Copyright (c) 2012 Jack Russell
Raised bed gardens are a boon to all sorts of gardening enthusiasts. Some gardeners switch to raised beds to avoid the need to use poor local soil. Others need to squeeze maximum output from minimum space. Still others make the switch because health issues make traditional gardening too difficult. Bed shape and size is limited only by imagination and resources. Perhaps best of all, well designed raised beds can out-produce traditional gardens with less effort.
Easier on the Gardener
Raised beds can range from a mere six inches above ground to hip-height. Gardens may be placed on the ground or on top of sturdy tables. The height of the garden can be critical for people with disabilities, the elderly, or those who simply want less strain. Since beds tend to average 3 feet wide, most gardeners can reach across to tend plants, water, or harvest more easily. Most gardeners will never need to tread on soil in their raised beds, thereby avoiding compacted soil and damaged roots. Those who thought gardening was impossible for their situation might just find raised beds change everything.
Efficient Plant Growth
Traditional gardens lose space to empty access rows between plants. In raised beds plant spacing can be quite dense. By allowing just enough room, where mature plants just skim their neighbor, one creates a weed suppressing environment. Closer spacing also means moisture can be better conserved and shared among plants, creating a micro-climate for plants to thrive. The inclusion of a weed or pest barrier at the bottom of the garden bed may deter even the most pugnacious interloper from gaining entrance.

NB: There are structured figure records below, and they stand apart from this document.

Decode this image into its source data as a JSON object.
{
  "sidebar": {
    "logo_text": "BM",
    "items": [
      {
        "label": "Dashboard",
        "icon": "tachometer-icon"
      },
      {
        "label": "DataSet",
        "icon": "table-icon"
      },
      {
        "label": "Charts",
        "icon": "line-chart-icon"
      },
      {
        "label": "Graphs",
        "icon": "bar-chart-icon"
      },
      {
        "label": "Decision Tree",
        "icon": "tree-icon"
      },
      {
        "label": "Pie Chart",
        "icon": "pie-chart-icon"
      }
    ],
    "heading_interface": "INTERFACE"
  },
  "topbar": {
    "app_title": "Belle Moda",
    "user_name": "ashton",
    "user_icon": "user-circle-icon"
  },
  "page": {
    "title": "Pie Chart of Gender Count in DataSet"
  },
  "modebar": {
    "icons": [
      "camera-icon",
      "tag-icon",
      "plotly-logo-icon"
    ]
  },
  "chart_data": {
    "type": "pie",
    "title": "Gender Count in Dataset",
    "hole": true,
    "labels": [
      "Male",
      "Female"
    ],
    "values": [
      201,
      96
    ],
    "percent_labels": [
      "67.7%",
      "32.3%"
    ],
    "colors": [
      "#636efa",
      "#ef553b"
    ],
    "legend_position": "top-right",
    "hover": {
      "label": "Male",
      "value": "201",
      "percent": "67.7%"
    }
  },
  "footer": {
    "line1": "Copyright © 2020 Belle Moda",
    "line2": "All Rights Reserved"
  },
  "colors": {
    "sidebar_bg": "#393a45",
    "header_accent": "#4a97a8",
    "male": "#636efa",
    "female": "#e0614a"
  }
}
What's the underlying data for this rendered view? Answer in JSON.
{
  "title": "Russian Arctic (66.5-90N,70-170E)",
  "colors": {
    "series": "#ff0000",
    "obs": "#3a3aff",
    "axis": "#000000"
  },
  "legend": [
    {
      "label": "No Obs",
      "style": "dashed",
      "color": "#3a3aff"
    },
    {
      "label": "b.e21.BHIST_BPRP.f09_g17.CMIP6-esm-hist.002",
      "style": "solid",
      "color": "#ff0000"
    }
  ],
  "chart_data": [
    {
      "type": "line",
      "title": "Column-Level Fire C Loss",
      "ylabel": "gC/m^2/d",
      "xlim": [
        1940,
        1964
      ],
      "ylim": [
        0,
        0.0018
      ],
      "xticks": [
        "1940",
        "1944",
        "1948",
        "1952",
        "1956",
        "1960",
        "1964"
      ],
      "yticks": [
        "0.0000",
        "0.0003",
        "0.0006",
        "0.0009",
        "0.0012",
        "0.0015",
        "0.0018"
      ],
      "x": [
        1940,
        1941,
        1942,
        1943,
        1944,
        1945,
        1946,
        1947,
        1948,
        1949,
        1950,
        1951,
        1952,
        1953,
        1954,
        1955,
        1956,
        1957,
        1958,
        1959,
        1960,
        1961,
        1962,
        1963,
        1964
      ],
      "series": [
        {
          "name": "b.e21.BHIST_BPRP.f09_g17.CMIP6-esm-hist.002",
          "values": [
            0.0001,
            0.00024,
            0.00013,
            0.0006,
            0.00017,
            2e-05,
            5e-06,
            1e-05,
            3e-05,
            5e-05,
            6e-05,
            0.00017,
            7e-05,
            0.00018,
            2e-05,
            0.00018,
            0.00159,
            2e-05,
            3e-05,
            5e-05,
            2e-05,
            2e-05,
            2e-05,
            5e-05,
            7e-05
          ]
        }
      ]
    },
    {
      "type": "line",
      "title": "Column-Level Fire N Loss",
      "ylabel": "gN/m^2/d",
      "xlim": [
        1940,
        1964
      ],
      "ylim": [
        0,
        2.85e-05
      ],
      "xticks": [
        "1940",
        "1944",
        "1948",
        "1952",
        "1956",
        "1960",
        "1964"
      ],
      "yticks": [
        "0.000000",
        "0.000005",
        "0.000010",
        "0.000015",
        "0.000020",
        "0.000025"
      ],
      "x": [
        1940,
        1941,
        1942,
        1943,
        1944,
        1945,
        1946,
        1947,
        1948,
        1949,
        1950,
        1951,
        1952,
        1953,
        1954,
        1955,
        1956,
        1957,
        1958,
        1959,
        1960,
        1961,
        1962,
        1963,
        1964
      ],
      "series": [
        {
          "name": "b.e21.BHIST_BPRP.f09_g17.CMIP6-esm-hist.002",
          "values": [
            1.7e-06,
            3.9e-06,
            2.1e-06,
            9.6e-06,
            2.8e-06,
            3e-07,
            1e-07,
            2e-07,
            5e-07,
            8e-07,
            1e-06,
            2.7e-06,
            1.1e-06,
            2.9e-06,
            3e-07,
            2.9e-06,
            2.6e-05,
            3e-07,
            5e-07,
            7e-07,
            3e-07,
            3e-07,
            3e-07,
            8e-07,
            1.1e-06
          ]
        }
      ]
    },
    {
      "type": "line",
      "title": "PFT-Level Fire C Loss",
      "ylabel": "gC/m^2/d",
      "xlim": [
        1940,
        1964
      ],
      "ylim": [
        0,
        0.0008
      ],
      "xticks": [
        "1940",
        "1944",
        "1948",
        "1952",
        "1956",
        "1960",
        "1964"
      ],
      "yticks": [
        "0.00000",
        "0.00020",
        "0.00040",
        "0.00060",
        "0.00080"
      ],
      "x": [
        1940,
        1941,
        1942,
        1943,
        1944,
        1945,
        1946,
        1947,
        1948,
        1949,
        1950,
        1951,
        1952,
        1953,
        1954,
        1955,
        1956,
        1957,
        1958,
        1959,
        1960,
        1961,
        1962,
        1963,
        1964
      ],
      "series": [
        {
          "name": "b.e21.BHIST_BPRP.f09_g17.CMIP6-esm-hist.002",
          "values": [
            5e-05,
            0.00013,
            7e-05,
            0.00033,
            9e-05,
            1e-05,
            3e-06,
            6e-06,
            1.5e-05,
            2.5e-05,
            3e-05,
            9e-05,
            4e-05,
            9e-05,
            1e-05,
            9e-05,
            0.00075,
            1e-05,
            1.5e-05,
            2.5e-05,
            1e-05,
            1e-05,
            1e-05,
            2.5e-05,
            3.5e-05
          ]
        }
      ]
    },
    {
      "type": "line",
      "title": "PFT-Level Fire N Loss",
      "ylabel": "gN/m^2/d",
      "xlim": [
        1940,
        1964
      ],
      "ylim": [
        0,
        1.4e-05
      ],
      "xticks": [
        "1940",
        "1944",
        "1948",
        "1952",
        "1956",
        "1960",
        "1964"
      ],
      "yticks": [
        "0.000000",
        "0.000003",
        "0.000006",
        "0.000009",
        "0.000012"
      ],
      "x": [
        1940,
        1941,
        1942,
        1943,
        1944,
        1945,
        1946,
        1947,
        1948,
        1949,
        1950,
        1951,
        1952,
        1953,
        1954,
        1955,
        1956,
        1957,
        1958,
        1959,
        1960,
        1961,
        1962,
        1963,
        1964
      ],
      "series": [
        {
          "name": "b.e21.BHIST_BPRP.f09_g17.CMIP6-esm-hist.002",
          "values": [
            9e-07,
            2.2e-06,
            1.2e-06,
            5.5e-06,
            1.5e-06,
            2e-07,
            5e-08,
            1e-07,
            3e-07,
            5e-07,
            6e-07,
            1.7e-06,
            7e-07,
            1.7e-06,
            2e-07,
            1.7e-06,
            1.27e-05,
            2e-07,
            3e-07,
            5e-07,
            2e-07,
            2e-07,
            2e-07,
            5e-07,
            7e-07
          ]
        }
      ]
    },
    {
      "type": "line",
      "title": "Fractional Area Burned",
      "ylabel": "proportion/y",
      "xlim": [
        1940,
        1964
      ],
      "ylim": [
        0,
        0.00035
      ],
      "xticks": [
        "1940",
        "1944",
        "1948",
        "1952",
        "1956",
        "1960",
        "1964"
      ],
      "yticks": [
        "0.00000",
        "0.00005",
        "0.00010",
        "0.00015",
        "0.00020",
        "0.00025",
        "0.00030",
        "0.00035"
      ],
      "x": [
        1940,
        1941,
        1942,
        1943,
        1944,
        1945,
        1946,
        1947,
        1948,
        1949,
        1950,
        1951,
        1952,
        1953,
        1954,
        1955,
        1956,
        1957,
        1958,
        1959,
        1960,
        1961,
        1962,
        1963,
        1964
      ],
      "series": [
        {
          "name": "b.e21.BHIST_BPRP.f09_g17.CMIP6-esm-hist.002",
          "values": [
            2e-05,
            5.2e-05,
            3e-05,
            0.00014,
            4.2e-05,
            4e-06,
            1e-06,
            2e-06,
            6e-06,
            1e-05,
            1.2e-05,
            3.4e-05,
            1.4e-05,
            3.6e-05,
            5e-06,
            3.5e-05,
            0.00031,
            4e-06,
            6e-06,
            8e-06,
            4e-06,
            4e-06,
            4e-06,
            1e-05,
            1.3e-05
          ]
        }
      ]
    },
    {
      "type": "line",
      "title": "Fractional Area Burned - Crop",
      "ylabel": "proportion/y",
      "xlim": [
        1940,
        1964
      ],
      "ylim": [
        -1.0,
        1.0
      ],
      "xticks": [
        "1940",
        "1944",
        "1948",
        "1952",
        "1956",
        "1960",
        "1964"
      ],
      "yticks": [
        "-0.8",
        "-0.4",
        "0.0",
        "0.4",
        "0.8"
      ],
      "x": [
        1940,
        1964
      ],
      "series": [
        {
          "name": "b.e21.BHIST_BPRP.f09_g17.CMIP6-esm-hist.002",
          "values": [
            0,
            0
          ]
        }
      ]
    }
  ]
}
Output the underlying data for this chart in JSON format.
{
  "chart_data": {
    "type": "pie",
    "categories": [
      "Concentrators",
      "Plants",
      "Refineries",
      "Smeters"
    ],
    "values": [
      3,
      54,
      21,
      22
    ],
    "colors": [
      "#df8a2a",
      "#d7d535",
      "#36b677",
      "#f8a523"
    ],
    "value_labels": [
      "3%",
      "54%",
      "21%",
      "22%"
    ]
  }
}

In a few idyllic places, gardeners have perfect natural soil conditions. For the rest of the gardening world, raised beds can even the playing field. Poor native soil can be avoided completely. These beds allow one to tailor an ideal mixture of weed free soil components. Texture, drainage, and nutrient requirements can be perfectly controlled. These advantages create better harvests.
Extended Growing Season
Gardeners everywhere champ at the bit to plant earlier in spring. Since raised beds are less dependent on the surrounding soil, it’s possible to get a jump on nature. Their increased height allows sunshine to better warm the soil. Warmer soil means earlier seeding, earlier sprouting and transplanting, and earlier harvest. For those who want to stretch the season further yet, there are cold frames that can be built on top of the beds. Determined gardeners might even grow cold season vegetables right through the winter months.
Raised beds have a clean and tidy elegance. Whether as a single bed, or a series of beds arranged in groups, these sorts of gardens can give an attractive and finished look to a property. Designs can be artistic and whimsical, or stately and conservative. Traditional gardens might not be fully accepted in all places. Yet raised bed type gardens are usually viewed as quite tasteful, as well as tasty, and may get nods of instant approval.
Raised bed gardens are popping up faster than weeds all across the country. It’s easy to understand why. They’re thrifty, making good use of fewer resources. They’re good looking. They’re easier to tend for the very young or the elderly. Best of all, since the soil quality is so easy to control, the harvests can be simply amazing.